JO 2022 : des Jeux sans neige naturelle, qu’est-ce que ça change ?
À Pékin, les athlètes devront composer avec une neige 100% artificielle. Ce qui ne sera pas sans conséquences sur leurs performances.
Cela peut paraître bête à dire, mais pour les disciplines de glisse des sports d’hiver, la neige joue un rôle central. Et contrairement à ce qu’on pourrait croire, les flocons n’ont pas la même allure partout sur le globe. Loin de là. Qu’elle soit naturelle ou artificielle (issue d’un canon à neige), la poudreuse peut avoir des formes variées selon les températures ou sa méthode de fabrication.
Ce phénomène, qui change tout pour les athlètes, sera au cœur de ces Jeux olympiques 2022 (4-20 février), comme en témoignent tous ceux qui ont déjà skié en Chine, à l’image d’Antoine Dénériaz. "Ce ne sont pas des montagnes très hautes avec des glaciers, plutôt de grosses collines, avec très peu, voire pas, de neige, uniquement de la neige artificielle. Et il fait très froid", prévient le champion olympique de descente en 2006. Mais ça change quoi, au juste ?
Une neige très sèche et abrasive
Premiers éléments de réponse avec David Chastan, directeur de l’équipe de France de ski alpin : "La neige artificielle en elle-même ne change rien. Ce qui change c’est sa texture qui, apparemment, est très sèche en Chine à cause du froid". Plus que la pente ou les courbes des pistes, c’est cette neige qui le préoccupe : "Il faudra être très bons en termes de choix de matériel pour s’adapter à cette neige. Mais ce sera le cas pour tout le monde".

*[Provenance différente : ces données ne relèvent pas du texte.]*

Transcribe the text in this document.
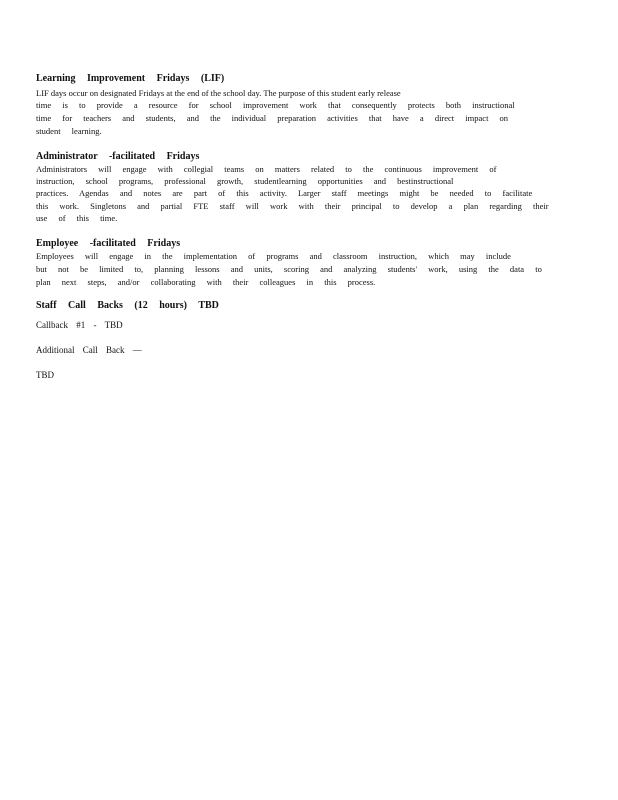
Learning Improvement Fridays (LIF)
LIF days occur on designated Fridays at the end of the school day. The purpose of this student early release
time is to provide a resource for school improvement work that consequently protects both instructional
time for teachers and students, and the individual preparation activities that have a direct impact on
student learning.
Administrator -facilitated Fridays
Administrators will engage with collegial teams on matters related to the continuous improvement of
instruction, school programs, professional growth, studentlearning opportunities and bestinstructional
practices. Agendas and notes are part of this activity. Larger staff meetings might be needed to facilitate
this work. Singletons and partial FTE staff will work with their principal to develop a plan regarding their
use of this time.
Employee -facilitated Fridays
Employees will engage in the implementation of programs and classroom instruction, which may include
but not be limited to, planning lessons and units, scoring and analyzing students' work, using the data to
plan next steps, and/or collaborating with their colleagues in this process.
Staff Call Backs (12 hours) TBD
Callback #1 - TBD
Additional Call Back —
TBD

Si les skieurs alpins ont l’habitude d'œuvrer sur de la neige artificielle mélangée à des flocons naturels, la version chinoise se distingue quelque peu. "On aura une neige semblable à celle de Pyeongchang, en 2018, parce que c’est une région avec quasiment aucune chute de neige naturelle avec des températures très froides, explique Luc Alphand, vainqueur du classement général de la Coupe du monde en 1997 et consultant France Télévisions. En Europe, on produit la neige à des températures plus douces qu’à Pékin, entre -5 et -10°C. Elle est plus humide. À Pékin, leur neige est très abrasive, donc agressive. Elle est très sèche en fait".
Concrètement, à Pékin la neige ne se transformera pas facilement en eau au contact du ski (ce qui crée la glisse). Pour cela, il faudra trouver une bonne combinaison entre le fartage, la texture de la semelle du ski, mais aussi l’affûtage des cars (morceaux métalliques sur les côtés du ski). "Si ton affûtage est trop agressif, tu vas t’ancrer et perdre de la vitesse. Il faut trouver le bon équilibre", estime Alphand.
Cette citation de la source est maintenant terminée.